One of the primary targets of social justice advocates is comedy. Political correctness has made telling jokes to be a risky affair, and things we used to laugh about have now become something along the lines of a sacred cow. Making fun of something mundane may unexpectedly make your life more complicated.
Even comedy we consider iconic is being spat on. Recently, the BBC’s controller of comedy commissioning, Shane Allen, boasted about how diverse his comedy lineup on television is becoming, and took a swipe at legendary comedy group Monty Python in the process.
“If you’re going to assemble a team now, it’s not going to be six Oxbridge white blokes. It’s going to be a diverse range of people who reflect the modern world,” said Allen.
This got back to Monty Python actor Terry Gilliam who was recently interviewed while giving a press conference at the Karlovy Vary film festival where he was presenting his new film The Man Who Killed Don Quixote. According to the Guardian, Gilliam expressed sadness over the fact that comedy has become so politically correct that you can’t even be an all-white comedy troop anymore, and declared that he’s declared himself as a black lesbian:
Speaking at a press conference at the Karlovy Vary film festival, where he was presenting his new film The Man Who Killed Don Quixote, Gilliam said: “It made me cry: the idea that … no longer six white Oxbridge men can make a comedy show. Now we need one of this, one of that, everybody represented… this is bullshit. I no longer want to be a white male, I don’t want to be blamed for everything wrong in the world: I tell the world now I’m a black lesbian… My name is Loretta and I’m a BLT, a black lesbian in transition.”
He added: “[Allen’s] statement made me so angry, all of us so angry.
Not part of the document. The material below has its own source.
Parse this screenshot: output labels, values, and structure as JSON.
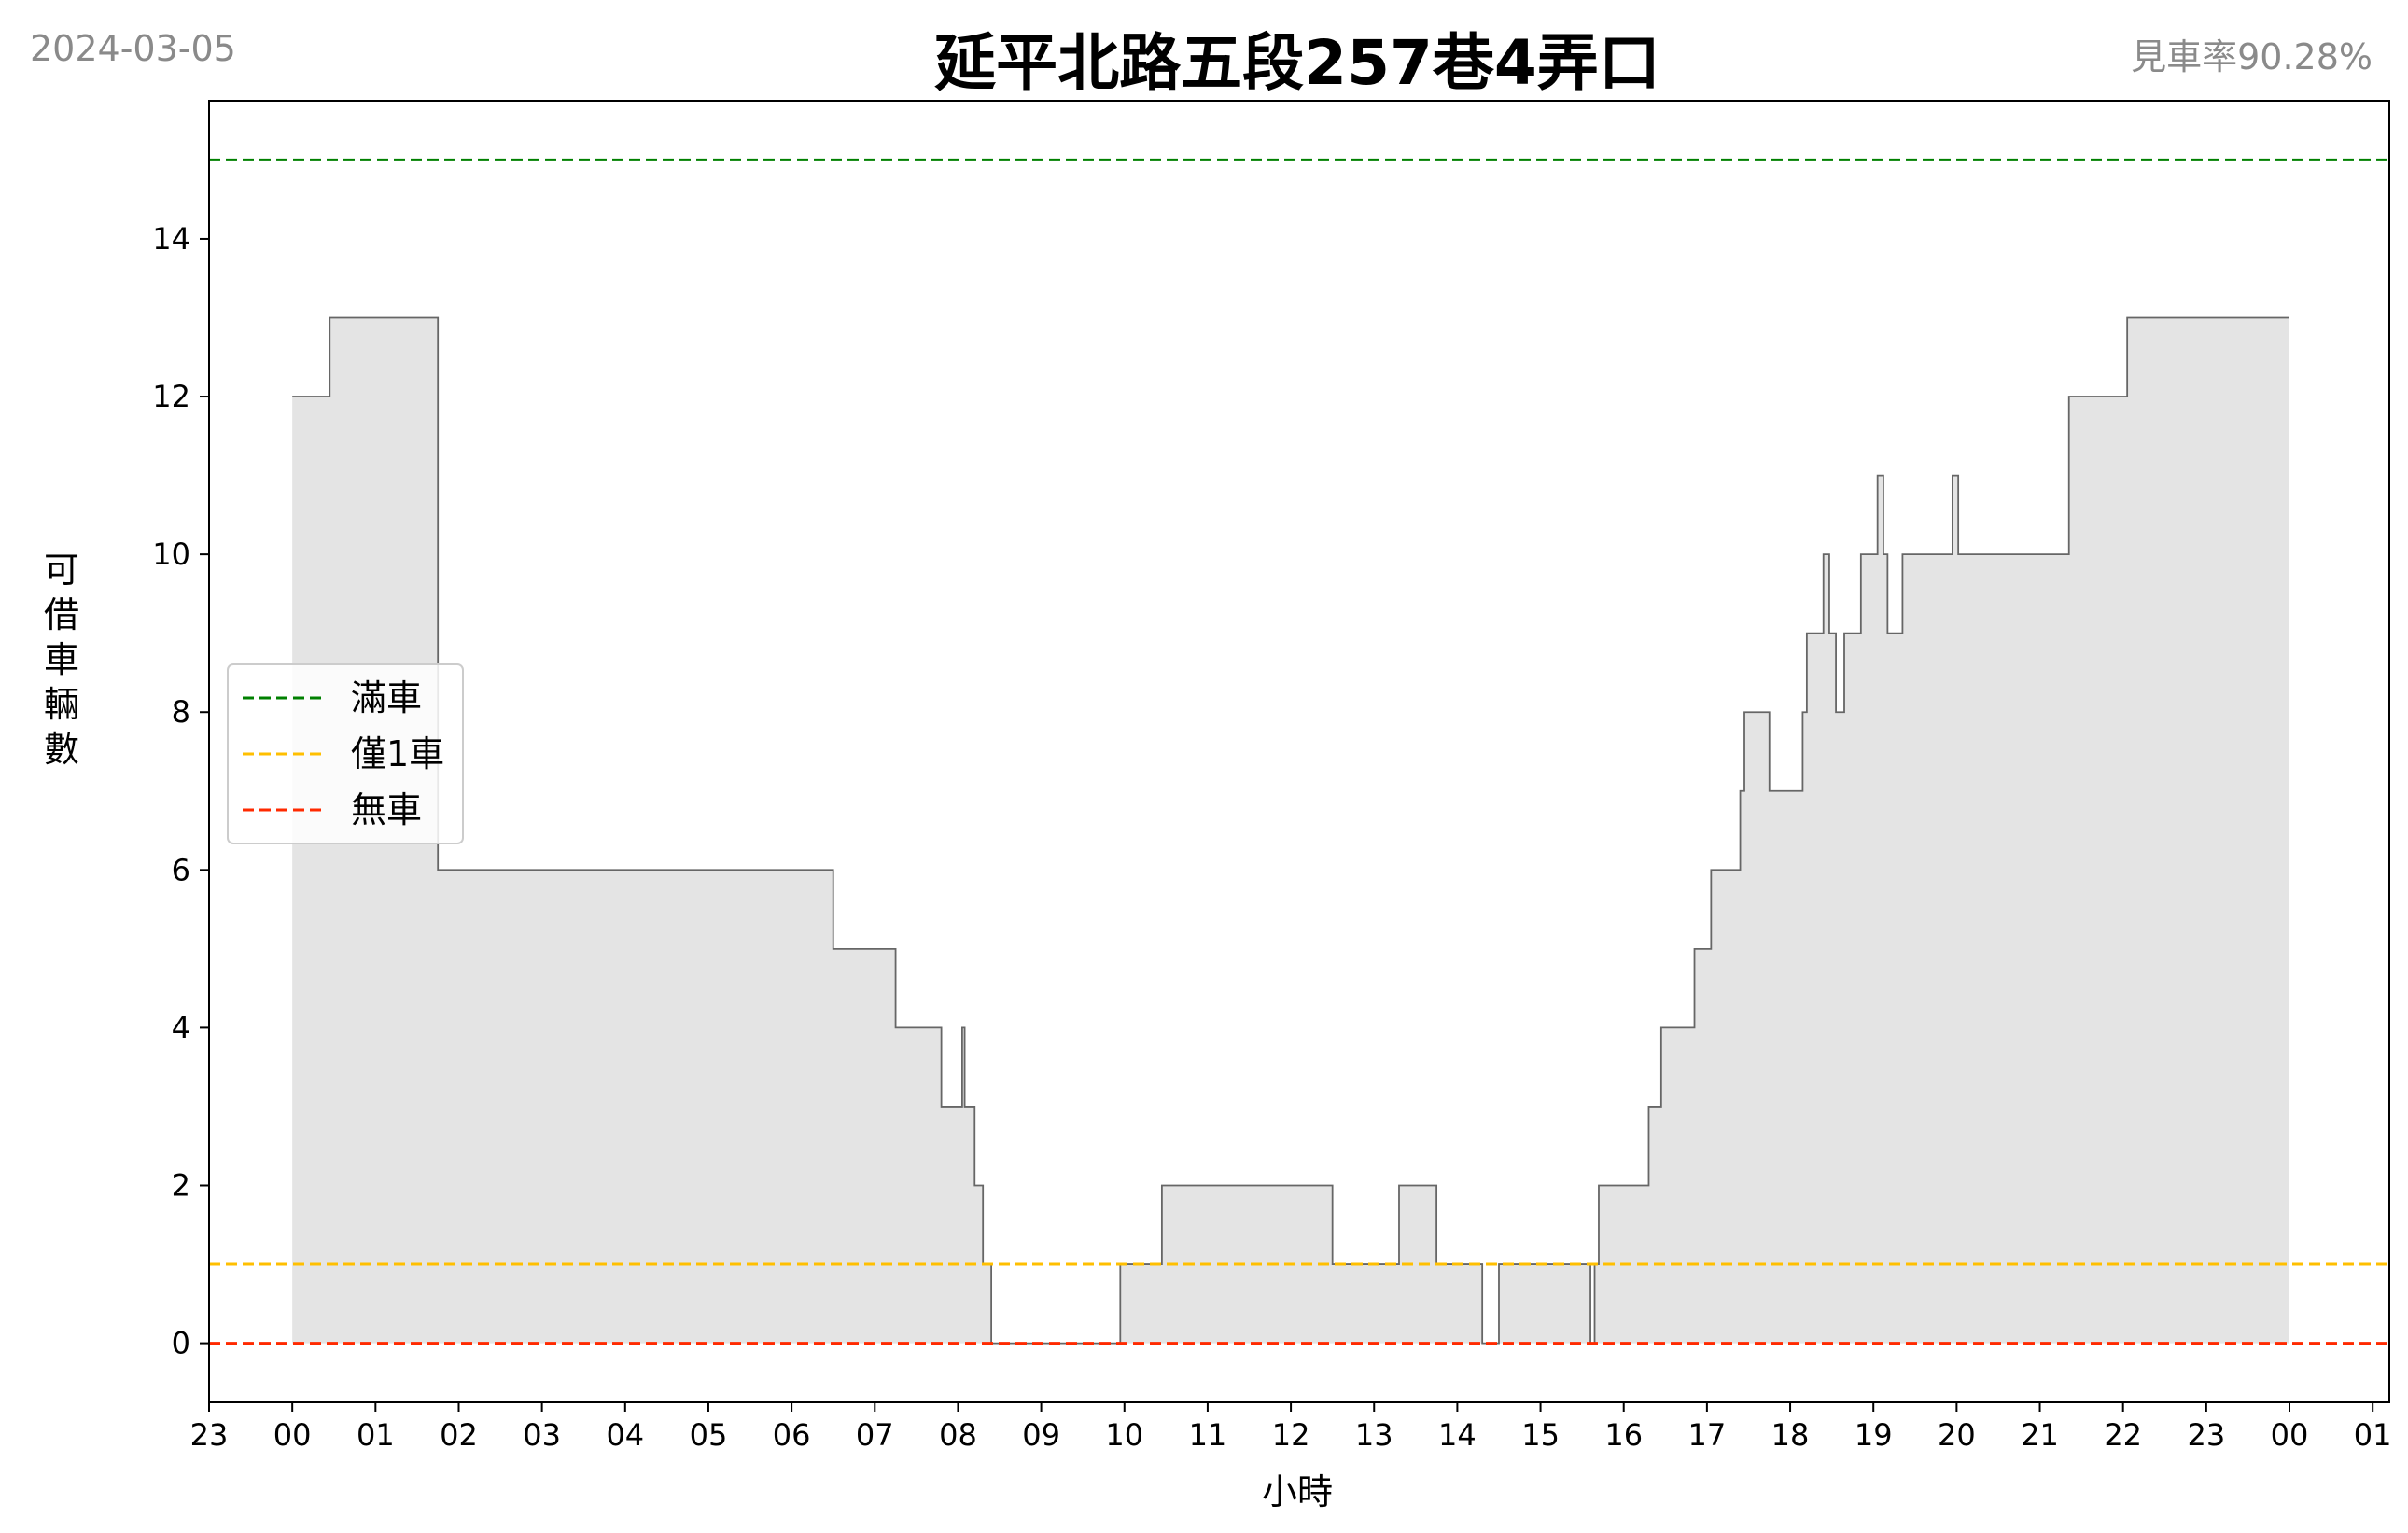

Comedy is not assembled, it’s not like putting together a boy band where you put together one of this, one of that everyone is represented.”
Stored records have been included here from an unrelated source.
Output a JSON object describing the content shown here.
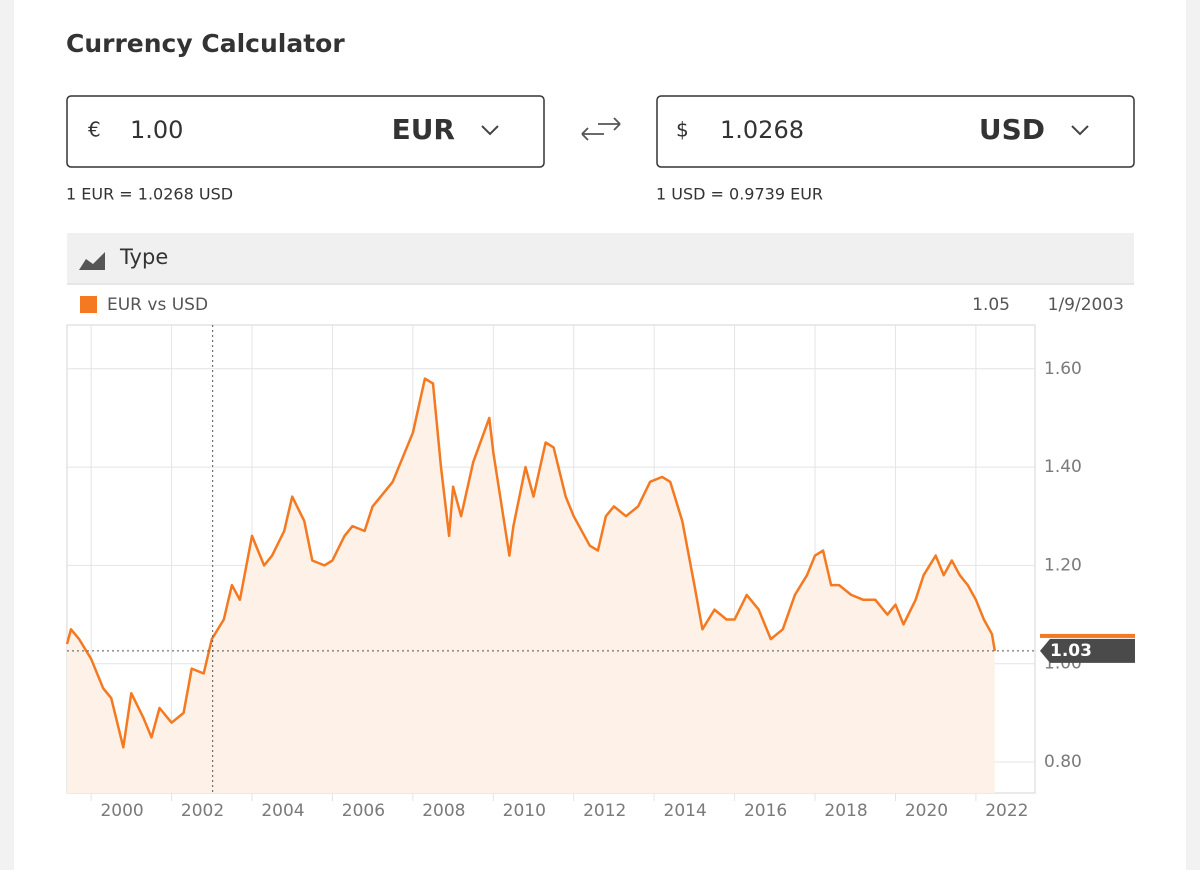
{
  "header": {
    "title": "Currency Calculator"
  },
  "converter": {
    "from": {
      "symbol": "€",
      "amount": "1.00",
      "currency": "EUR",
      "rate": "1 EUR = 1.0268 USD"
    },
    "to": {
      "symbol": "$",
      "amount": "1.0268",
      "currency": "USD",
      "rate": "1 USD = 0.9739 EUR"
    }
  },
  "toolbar": {
    "label": "Type"
  },
  "chart_data": {
    "type": "area",
    "series": [
      {
        "name": "EUR vs USD",
        "color": "#f47920",
        "fill": "#fdf1e8",
        "x": [
          1999.4,
          1999.5,
          1999.7,
          2000.0,
          2000.3,
          2000.5,
          2000.8,
          2001.0,
          2001.3,
          2001.5,
          2001.7,
          2002.0,
          2002.3,
          2002.5,
          2002.8,
          2003.0,
          2003.3,
          2003.5,
          2003.7,
          2004.0,
          2004.3,
          2004.5,
          2004.8,
          2005.0,
          2005.3,
          2005.5,
          2005.8,
          2006.0,
          2006.3,
          2006.5,
          2006.8,
          2007.0,
          2007.3,
          2007.5,
          2007.8,
          2008.0,
          2008.3,
          2008.5,
          2008.7,
          2008.9,
          2009.0,
          2009.2,
          2009.5,
          2009.9,
          2010.0,
          2010.4,
          2010.5,
          2010.8,
          2011.0,
          2011.3,
          2011.5,
          2011.8,
          2012.0,
          2012.4,
          2012.6,
          2012.8,
          2013.0,
          2013.3,
          2013.6,
          2013.9,
          2014.2,
          2014.4,
          2014.7,
          2015.0,
          2015.2,
          2015.5,
          2015.8,
          2016.0,
          2016.3,
          2016.6,
          2016.9,
          2017.2,
          2017.5,
          2017.8,
          2018.0,
          2018.2,
          2018.4,
          2018.6,
          2018.9,
          2019.2,
          2019.5,
          2019.8,
          2020.0,
          2020.2,
          2020.5,
          2020.7,
          2021.0,
          2021.2,
          2021.4,
          2021.6,
          2021.8,
          2022.0,
          2022.2,
          2022.4,
          2022.47
        ],
        "values": [
          1.04,
          1.07,
          1.05,
          1.01,
          0.95,
          0.93,
          0.83,
          0.94,
          0.89,
          0.85,
          0.91,
          0.88,
          0.9,
          0.99,
          0.98,
          1.05,
          1.09,
          1.16,
          1.13,
          1.26,
          1.2,
          1.22,
          1.27,
          1.34,
          1.29,
          1.21,
          1.2,
          1.21,
          1.26,
          1.28,
          1.27,
          1.32,
          1.35,
          1.37,
          1.43,
          1.47,
          1.58,
          1.57,
          1.4,
          1.26,
          1.36,
          1.3,
          1.41,
          1.5,
          1.43,
          1.22,
          1.28,
          1.4,
          1.34,
          1.45,
          1.44,
          1.34,
          1.3,
          1.24,
          1.23,
          1.3,
          1.32,
          1.3,
          1.32,
          1.37,
          1.38,
          1.37,
          1.29,
          1.16,
          1.07,
          1.11,
          1.09,
          1.09,
          1.14,
          1.11,
          1.05,
          1.07,
          1.14,
          1.18,
          1.22,
          1.23,
          1.16,
          1.16,
          1.14,
          1.13,
          1.13,
          1.1,
          1.12,
          1.08,
          1.13,
          1.18,
          1.22,
          1.18,
          1.21,
          1.18,
          1.16,
          1.13,
          1.09,
          1.06,
          1.026
        ]
      }
    ],
    "last_value_label": "1.03",
    "crosshair": {
      "date": "1/9/2003",
      "value": 1.05
    },
    "xlim": [
      1999.4,
      2023.47
    ],
    "xticks": [
      2000,
      2002,
      2004,
      2006,
      2008,
      2010,
      2012,
      2014,
      2016,
      2018,
      2020,
      2022
    ],
    "ylim": [
      0.737,
      1.689
    ],
    "yticks": [
      {
        "value": 0.8,
        "label": "0.80"
      },
      {
        "value": 1.0,
        "label": "1.00"
      },
      {
        "value": 1.2,
        "label": "1.20"
      },
      {
        "value": 1.4,
        "label": "1.40"
      },
      {
        "value": 1.6,
        "label": "1.60"
      }
    ],
    "grid": true
  }
}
The former comedy troop’s John Cleese also sent out an angry tweet in response, pointing out that Monty Python was pretty diverse at that time.
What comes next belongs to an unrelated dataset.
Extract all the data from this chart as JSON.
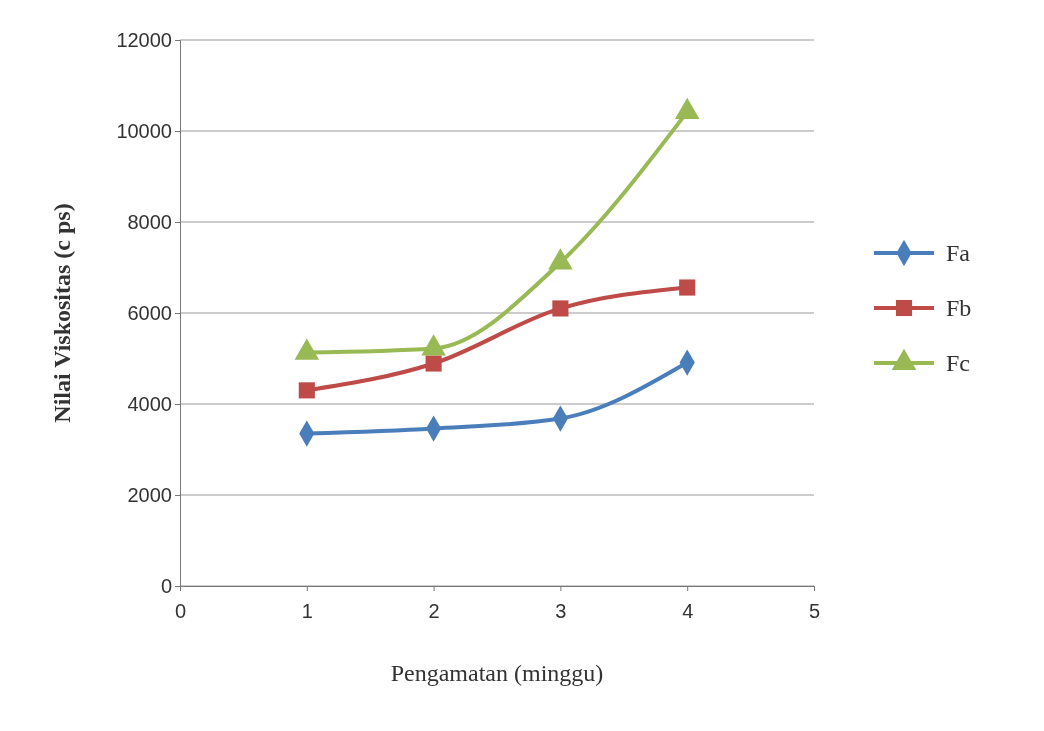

“BBC’s Head of Comedy puts Monty Python’s lack of originality down to a surfeit of education and racist bias,” tweeted Cleese. “Unfair! We were remarkably diverse FOR OUR TIME.”
“We had three grammar-school boys, one a poof, and Gilliam, though not actually black, was a Yank. And NO slave-owners,” he added.
BBC's Head of Comedy puts Monty Python's lack of originality down to a surfeit of education and racist bias
Unfair ! We were remarkably diverse FOR OUR TIME
We had three grammar-school boys, one a poof, and Gilliam, though not actually black, was a Yank. And NO slave-owners
— John Cleese (@JohnCleese) June 20, 2018
Gilliam later doubled down on his comments in an interview, stating that ego tends to play a part in how offended people have become when it comes to being offended, according to the Daily Wire:
“I always felt the British are very good at laughing at themselves; the Americans are better at laughing at other people,” Gilliam told the Journal. “I still think it’s pretty true, but it’s changing because now we can’t laugh at anybody because it causes offense.”
At the heart of the perpetual offense phenomenon, he said, is ego. “There’s a kind of egotism out there: ‘Oh, they were making fun of me,'” he said. “Never heard of you. I’m making fun of an idea.”
A great deal of mainstream comedy nowadays is usually what’s known as “clapter,” which is a term coined by Ben Shapiro. The idea is that what many comedians are saying isn’t actually funny, it’s just a political opinion delivered in a humorous tone that elicits more clapping than it does laughter.
Actual comedy, like the kind seen from figures like Monty Python or Mel Brooks, would likely create such outrage that creating it wouldn’t be worth the headache. This is heartbreaking since comedy not only lightened the mood of society, but it made sure that the aforementioned sacred cows never achieved such an untouchable status.
Satire and mockery are great equalizers. Hopefully, our society will turn away from this “clapter” nonsense and encourage the return of actual comedy.